Sarà la crisi. Sarà che qui da noi non tutti vivono bene. Sarà che l’emigrazione è uno di quei fenomeni sempre vivi nella storia dell’umanità. Questa premessa è necessaria per introdurre un dato di natura sociale, sul quale si basa “Ciao Italia. Storie di Italiani a Berlino”, il nuovo DocuFilm di Fausto Caviglia e Barbara Bernardi.
Pensate che negli ultimi anni sono circa quindicimila gli italiani che si sono ufficialmente trasferiti (e registrati) a Berlino.
Quindicimila persone. Non finisce qui, perché molti altri italiani hanno scelto di compiere lo stesso percorso e sono approdati in terra tedesca per motivi di studio o per ragioni che non si conoscono in termini burocratici.
Italians go to Berlin
Fausto Caviglia e Barbara Bernardi, pertanto, mettono il loro occhio meccanico a disposizione di una realtà più che mai scomoda da accettare, ma essenziale da raccontare.
Berlino, capitale tedesca diventata sotto l’egidia di Angela Merkel il simbolo dell’economia fiorente (l’unica che dà i suoi frutti in Europa, visto anche l’alto tasso di disoccupazione) accoglie ormai da anni una moltitudine di italiani. Per loro, Berlino si configura come una vera e propria seconda patria, un posto in cui si ha la possibilità di elevare la propria qualità della vita, nonché (soprattutto) un luogo dove è ancora possibile far valere i propri diritti.
Un fenomeno migratorio che per Caviglia e Bernardi è diventato dunque fonte di ispirazione.

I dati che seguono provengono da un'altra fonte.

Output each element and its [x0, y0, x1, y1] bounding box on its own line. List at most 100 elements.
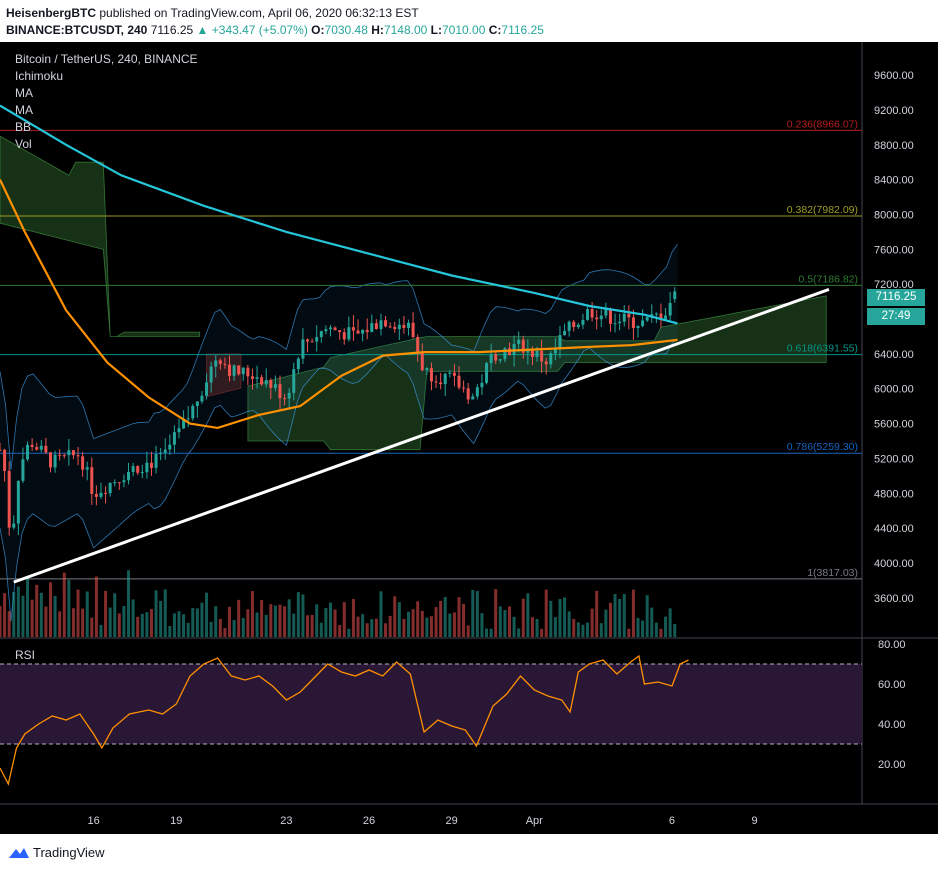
volume-bar — [553, 617, 557, 637]
volume-bar — [168, 625, 172, 637]
legend-bb[interactable]: BB — [15, 120, 32, 134]
rsi-label[interactable]: RSI — [15, 648, 36, 662]
volume-bar — [641, 620, 645, 637]
ma-orange-line — [0, 179, 678, 430]
legend-vol[interactable]: Vol — [15, 137, 32, 151]
price-tick-label: 6400.00 — [874, 349, 914, 361]
volume-bar — [457, 597, 461, 637]
volume-bar — [250, 591, 254, 637]
volume-bar — [480, 613, 484, 637]
candle-body — [668, 303, 672, 316]
volume-bar — [241, 617, 245, 637]
volume-bar — [296, 592, 300, 637]
price-tick-label: 9200.00 — [874, 105, 914, 117]
candle-body — [462, 387, 466, 389]
volume-bar — [319, 622, 323, 637]
volume-bar — [287, 599, 291, 637]
legend-ma-2[interactable]: MA — [15, 103, 33, 117]
candle-body — [374, 323, 378, 330]
legend-ichimoku[interactable]: Ichimoku — [15, 69, 64, 83]
volume-bar — [218, 618, 222, 637]
candle-body — [16, 480, 20, 524]
time-tick-label: 29 — [446, 815, 458, 827]
candle-body — [205, 382, 209, 396]
candle-body — [411, 322, 415, 338]
volume-bar — [370, 619, 374, 637]
candle-body — [44, 445, 48, 453]
volume-bar — [149, 609, 153, 637]
price-tick-label: 5600.00 — [874, 419, 914, 431]
candle-body — [324, 329, 328, 332]
volume-bar — [200, 602, 204, 637]
footer: TradingView — [0, 834, 938, 871]
footer-brand[interactable]: TradingView — [33, 845, 105, 860]
rsi-tick-label: 60.00 — [878, 679, 906, 691]
candle-body — [273, 384, 277, 388]
candle-body — [521, 339, 525, 353]
volume-bar — [12, 591, 16, 637]
candle-body — [664, 315, 668, 320]
candle-body — [159, 452, 163, 455]
volume-bar — [283, 606, 287, 637]
candle-body — [567, 321, 571, 331]
candle-body — [172, 432, 176, 445]
volume-bar — [0, 605, 2, 637]
candle-body — [30, 444, 34, 447]
volume-bar — [439, 600, 443, 637]
candle-body — [402, 324, 406, 328]
candle-body — [237, 365, 241, 375]
candle-body — [0, 449, 2, 451]
fib-label-5: 1(3817.03) — [807, 567, 858, 579]
candle-body — [76, 455, 80, 457]
candle-body — [420, 352, 424, 371]
candle-body — [195, 401, 199, 406]
candle-body — [191, 405, 195, 419]
candle-body — [370, 323, 374, 333]
candle-body — [434, 381, 438, 383]
volume-bar — [53, 596, 57, 637]
candle-body — [12, 523, 16, 528]
fib-label-2: 0.5(7186.82) — [798, 273, 858, 285]
volume-bar — [503, 610, 507, 637]
rsi-line — [0, 654, 689, 786]
publisher-name[interactable]: HeisenbergBTC — [6, 6, 97, 20]
candle-body — [576, 324, 580, 328]
candle-body — [530, 348, 534, 357]
candle-body — [429, 368, 433, 382]
volume-bar — [310, 614, 314, 637]
volume-bar — [558, 599, 562, 637]
volume-bar — [402, 618, 406, 637]
candle-body — [292, 369, 296, 393]
candle-body — [214, 360, 218, 367]
volume-bar — [223, 627, 227, 637]
candle-body — [636, 326, 640, 328]
volume-bar — [227, 606, 231, 637]
bb-fill — [0, 244, 678, 622]
trendline-group[interactable] — [13, 287, 830, 584]
volume-bar — [590, 608, 594, 637]
volume-bar — [30, 599, 34, 637]
volume-bar — [645, 595, 649, 637]
volume-bar — [145, 612, 149, 637]
candle-body — [466, 388, 470, 400]
price-change: ▲ +343.47 (+5.07%) — [196, 23, 308, 37]
volume-bar — [347, 628, 351, 637]
last-price-tag: 7116.25 — [867, 289, 925, 306]
candle-body — [85, 467, 89, 470]
tradingview-logo-icon[interactable] — [8, 845, 30, 859]
volume-bar — [117, 613, 121, 637]
high-value: 7148.00 — [383, 23, 428, 37]
candle-body — [489, 354, 493, 364]
candle-body — [209, 366, 213, 383]
chart-canvas[interactable]: 0.236(8966.07) 0.382(7982.09) 0.5(7186.82)… — [0, 42, 938, 834]
candle-body — [108, 482, 112, 494]
cloud-segment-2 — [247, 295, 827, 451]
legend-ma-1[interactable]: MA — [15, 86, 33, 100]
candle-body — [388, 326, 392, 328]
candle-body — [296, 358, 300, 370]
candle-body — [439, 382, 443, 385]
rsi-tick-label: 80.00 — [878, 639, 906, 651]
low-label: L: — [430, 23, 442, 37]
volume-bar — [39, 592, 43, 637]
chart-area[interactable]: 0.236(8966.07) 0.382(7982.09) 0.5(7186.82)… — [0, 42, 938, 834]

Sotto queste premesse nasce il loro “Ciao Italia. Storie di Italiani a Berlino“. Il film, prodotto da Monsieur Cheville e Alberto Osella, uscirà nelle sale mercoledì 30 gennaio 2013.
Il documentario è stato realizzato alternando diverse interviste a vere e proprie fotografie in movimento della città. Ciò che ne viene fuori è un’attenta e precisa inchiesta di natura sociologica, finalizzata ad individuare i diversi motivi che inducono gli italiani a subire il “richiamo di quella grande città” e trasferirsi in loco.

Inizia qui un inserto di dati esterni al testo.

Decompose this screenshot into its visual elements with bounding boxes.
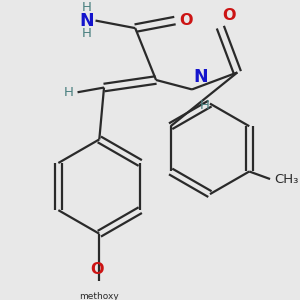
Text: CH₃: CH₃	[274, 172, 298, 185]
Text: O: O	[91, 262, 104, 277]
Text: O: O	[180, 13, 193, 28]
Text: H: H	[200, 99, 209, 112]
Text: H: H	[64, 86, 74, 99]
Text: N: N	[194, 68, 208, 86]
Text: H: H	[82, 27, 92, 40]
Text: methoxy: methoxy	[80, 292, 119, 300]
Text: H: H	[82, 1, 92, 14]
Text: N: N	[79, 12, 94, 30]
Text: O: O	[222, 8, 236, 23]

“Dove vai?”. “Perché ti trasferisci?”. “Ti manca l’Italia?”.
Padri di famiglia, ragazzi e ragazze in cerca di lavoro, imprenditori rimasti a secco, volontari, quarantenni che non vedono guadagni dopo una carriera trascorsa a studiare e specializzarsi per uno stipendio decente. Tutti a Berlino. Il motivo fondamentale del loro esodo? Un posto in cui non ci si deve vergognare della propria onestà. Un posto che è una società meritocratica. Dove lavora chi lo merita.
Caviglia e Bernardi non sembrano essere filo-berlinesi o anti-italiani. In fondo dipingono uno spaccato della nostra terra portando a suffragio della propria tesi immagini e testimonianze. Nel contempo offrono una panoramica di quella che sembra essere senza ombra di dubbio la capitale europea più in salute.
Che si tratti di un giovane padre di famiglia, di una ragazza in cerca di lavoro, di un ex editore ora impegnato nell’associazionismo o di un quarantenne in carriera, l’idea di base sembra non mutare: c’è un grande bisogno di un posto dove non doversi vergognare di essere onesti, dove poter credere nella meritocrazia, e Berlino sembra essere il posto giusto.
Tedeschi di adozione
Esuli figli dell’Italia, dunque, fanno fagotto e diventano tedeschi d’adozione. Torneranno? Molti di loro, la stragrande maggioranza, dicono di no. Eppure il titolo recita “Ciao Italia” e non “Addio Italia”.
Cosa vorrà dire? Che forse i registi sono i primi a nutrire una tenue speranza nei confronti del nostro Paese e della sua ripresa. Malgrado il difficile periodo storico-economico.